Troubleshooting
"I drank what?" -- Socrates
"Doh!!" -- Homer Simpson
Herein I offer a list of mistakes, all of which I have made (many of them repeatedly), and some of which you will undoubtedly make sooner or later:
Conflicting Processor Number Specification
The product ntiles(1)*ntiles(2)*ntiles(3), taken from the specified values in
the MPITOP namelist in zmp_inp, must equal the number of processors you request
in your job submission script or command line (poe, mpirun, etc.).
Conflicts Between Array Sizes and MPI Topology
Referring to the namelists ARRAYCONF, MPITOP, and GGEN(1-3), in zmp_inp, remember
that:
ntiles(1)*I_ZONES must equal NBL in GGEN1
ntiles(2)*J_ZONES must equal NBL in GGEN2
ntiles(3)*K_ZONES must equal NBL in GGEN3
An Insufficient Number of Zones Along a Particular Axis
Because of the strategy used to overlap communication and computation in a multi-D/multi-process
calculation, there are required minimum numbers of zones PER PROCESSOR
along each axis made active by the dimensionality of the problem. In 1, 2, and 3 dimensions,
respectively, we have that:
1D: I_ZONES must be at least 8
2D:
-
I_ZONES must be at least 8
-
J_ZONES must be at least 8
3D:
-
I_ZONES must be at least 8
-
J_ZONES must be at least 8
-
K_ZONES must be at least 5
Periodic Boundary Condition Conflicts
The MPITOP namelist in zmp_inp contains a 3-element LOGICAL array called PERIODIC.
The values of these elements (".true." or ".false.") tell MPI whether periodic
boundary conditions are used along any of the domain axes. These values must
be consistent with the integer values specified in the hydro BC namelists (IIB,
OIB, IJB, etc.).
An Inconsistent Value of LDIMEN
The integer LDIMEN in zmp_inp namelist GEOMCONF tells ZEUS-MP whether a 1, 2,
or 3-dimensional problem is being selected. If you select LDIMEN=2, then the
value of NBL in GGEN3 had better equal 1.
Inconsistent Gravity Control Switches
Some rules for gravity:
-
XGRAV must equal .TRUE. for any other gravity switch to be active.
-
XSPHGRV can NOT be used if LDIMEN = 3.
-
XSPHGRV MUST be used (assuming XGRAV=.TRUE.) if LDIMEN = 1.
I/O Control
The final namelist in zmp_inp, IOCON, contains time counter integers used to
determine how often various types of output files are dumped. When a run is
stopped and resumed from a restart file, it is critical that -- using HDF files
as an example -- that thdf be reset so that it is equal to or greater than the
starting "time" value of the new run.
Some Trouble-Shooting Tips for Naive Users
ALERT: "-O3 -qhot" on an IBM compiler MAY break the
MHD algorithm. I have no idea why; but be aware of it. It seems to depend on the machine.
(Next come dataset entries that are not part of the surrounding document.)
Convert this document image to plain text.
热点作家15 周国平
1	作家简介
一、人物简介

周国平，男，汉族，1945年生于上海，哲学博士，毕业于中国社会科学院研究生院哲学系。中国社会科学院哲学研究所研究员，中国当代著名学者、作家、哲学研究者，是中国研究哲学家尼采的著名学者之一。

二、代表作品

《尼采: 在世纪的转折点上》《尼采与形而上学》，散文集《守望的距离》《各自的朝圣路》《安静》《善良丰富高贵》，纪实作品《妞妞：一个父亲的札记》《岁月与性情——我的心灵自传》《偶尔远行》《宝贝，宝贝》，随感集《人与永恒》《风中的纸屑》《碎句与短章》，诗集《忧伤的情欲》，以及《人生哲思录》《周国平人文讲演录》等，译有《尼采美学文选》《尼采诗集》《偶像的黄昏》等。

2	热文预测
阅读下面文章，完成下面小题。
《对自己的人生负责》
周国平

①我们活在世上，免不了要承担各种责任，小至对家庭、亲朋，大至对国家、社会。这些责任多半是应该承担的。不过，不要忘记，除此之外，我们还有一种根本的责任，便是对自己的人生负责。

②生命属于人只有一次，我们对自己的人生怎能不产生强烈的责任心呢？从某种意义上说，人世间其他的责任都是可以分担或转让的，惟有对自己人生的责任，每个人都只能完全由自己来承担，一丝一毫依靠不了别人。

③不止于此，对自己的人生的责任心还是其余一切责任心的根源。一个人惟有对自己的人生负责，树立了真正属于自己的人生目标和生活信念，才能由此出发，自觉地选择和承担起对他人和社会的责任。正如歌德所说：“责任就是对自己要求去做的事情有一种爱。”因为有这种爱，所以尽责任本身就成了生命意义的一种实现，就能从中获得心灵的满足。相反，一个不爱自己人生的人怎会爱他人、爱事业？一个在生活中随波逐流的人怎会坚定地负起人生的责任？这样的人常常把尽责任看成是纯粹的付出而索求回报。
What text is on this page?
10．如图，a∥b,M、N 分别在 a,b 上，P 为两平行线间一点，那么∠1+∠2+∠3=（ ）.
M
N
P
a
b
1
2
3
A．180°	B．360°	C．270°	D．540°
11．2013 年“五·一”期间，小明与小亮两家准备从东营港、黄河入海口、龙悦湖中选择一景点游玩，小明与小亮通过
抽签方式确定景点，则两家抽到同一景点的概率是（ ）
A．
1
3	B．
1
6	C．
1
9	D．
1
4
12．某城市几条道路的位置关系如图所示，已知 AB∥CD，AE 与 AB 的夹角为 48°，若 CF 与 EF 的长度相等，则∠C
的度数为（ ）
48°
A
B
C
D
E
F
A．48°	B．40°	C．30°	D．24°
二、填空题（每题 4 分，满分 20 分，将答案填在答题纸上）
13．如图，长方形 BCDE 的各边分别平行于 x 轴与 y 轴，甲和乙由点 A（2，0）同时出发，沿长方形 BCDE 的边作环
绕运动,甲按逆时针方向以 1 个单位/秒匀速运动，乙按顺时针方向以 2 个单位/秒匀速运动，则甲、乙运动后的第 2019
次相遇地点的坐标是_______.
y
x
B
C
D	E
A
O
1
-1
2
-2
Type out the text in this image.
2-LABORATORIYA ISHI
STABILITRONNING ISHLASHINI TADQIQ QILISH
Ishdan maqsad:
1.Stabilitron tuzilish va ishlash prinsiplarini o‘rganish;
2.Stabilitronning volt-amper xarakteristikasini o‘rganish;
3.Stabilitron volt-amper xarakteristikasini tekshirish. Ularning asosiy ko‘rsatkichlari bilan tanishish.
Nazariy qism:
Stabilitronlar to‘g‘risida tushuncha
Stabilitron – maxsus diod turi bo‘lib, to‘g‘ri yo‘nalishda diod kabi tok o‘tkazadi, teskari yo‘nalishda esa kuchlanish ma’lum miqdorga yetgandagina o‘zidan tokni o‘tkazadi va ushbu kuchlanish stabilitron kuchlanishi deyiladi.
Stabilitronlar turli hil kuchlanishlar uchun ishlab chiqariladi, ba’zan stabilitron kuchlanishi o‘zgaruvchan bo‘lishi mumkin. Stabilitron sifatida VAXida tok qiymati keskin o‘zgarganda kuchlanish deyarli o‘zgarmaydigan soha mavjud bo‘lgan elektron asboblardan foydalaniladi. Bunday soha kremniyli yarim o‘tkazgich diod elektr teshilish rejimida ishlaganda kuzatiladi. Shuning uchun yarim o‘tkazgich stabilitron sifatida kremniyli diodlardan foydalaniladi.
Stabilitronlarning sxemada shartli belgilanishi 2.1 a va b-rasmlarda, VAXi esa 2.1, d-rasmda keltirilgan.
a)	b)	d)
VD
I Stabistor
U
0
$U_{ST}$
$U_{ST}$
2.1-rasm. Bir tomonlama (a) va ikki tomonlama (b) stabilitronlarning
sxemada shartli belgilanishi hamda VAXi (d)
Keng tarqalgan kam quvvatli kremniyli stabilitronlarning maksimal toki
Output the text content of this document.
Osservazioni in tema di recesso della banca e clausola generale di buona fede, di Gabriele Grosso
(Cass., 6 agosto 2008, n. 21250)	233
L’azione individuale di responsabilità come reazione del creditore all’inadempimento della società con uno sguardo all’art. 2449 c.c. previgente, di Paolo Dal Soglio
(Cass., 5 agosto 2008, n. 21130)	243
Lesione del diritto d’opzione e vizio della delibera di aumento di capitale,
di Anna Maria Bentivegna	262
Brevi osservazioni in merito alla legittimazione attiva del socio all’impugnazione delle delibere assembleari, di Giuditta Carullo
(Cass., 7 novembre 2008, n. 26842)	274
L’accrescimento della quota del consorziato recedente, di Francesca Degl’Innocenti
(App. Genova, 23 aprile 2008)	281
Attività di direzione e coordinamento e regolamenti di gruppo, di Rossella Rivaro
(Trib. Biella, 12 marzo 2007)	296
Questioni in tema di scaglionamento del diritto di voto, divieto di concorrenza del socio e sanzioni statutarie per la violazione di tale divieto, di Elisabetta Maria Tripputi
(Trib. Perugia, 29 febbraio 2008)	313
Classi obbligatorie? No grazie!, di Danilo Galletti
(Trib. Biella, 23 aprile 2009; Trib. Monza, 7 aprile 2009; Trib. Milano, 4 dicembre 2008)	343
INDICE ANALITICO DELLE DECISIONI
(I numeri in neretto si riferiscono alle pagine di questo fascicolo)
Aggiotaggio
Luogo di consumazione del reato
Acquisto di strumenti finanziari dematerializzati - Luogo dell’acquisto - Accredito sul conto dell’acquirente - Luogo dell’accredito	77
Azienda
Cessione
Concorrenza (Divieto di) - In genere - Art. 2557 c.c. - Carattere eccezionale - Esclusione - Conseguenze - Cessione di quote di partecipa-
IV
The example problems documented on this page should work "out of the box" without any fuss, particularly if you attempt them on an IBM Power3 or Power4 architecture (but note the red sentence immediately above). Grizzled code warriors can ignore this section, but users who are relatively new to computational work (welcome to Hell, incidently) may benefit from the following strategy:
- Select the "blast" test problem (-DPROBLEM=blast in ZMP_CPP line in the Makefile).
- Turn off ALL optimization in the compiler options in the ZMP_OPTS compiler environment variable.
- Again in ZMP_OPTS, turn on EVERY exception trap offered by the compiler on your computer (i.e. uninitialized variables, floating exceptions, array bounds checking...)
- Run this problem as "hydro-only" -- i.e. set XMHD=.FALSE. in zmp_inp. Your goal is to run the most trivial problem ever conceived by Man.
- Run the problem in 3D cartesian geometry on ONE processor, at 32**3 resolution. Even with debugging traps activated, it won't take that long.
- If you can run the problem on one processor, try running it on two processors, decomposing along the 1 (X) axis. Then run it on four, decomposing across X and Y. If you made it this far, decompose across all 3 axes. Weird MPI problems can often be ferreted out this way.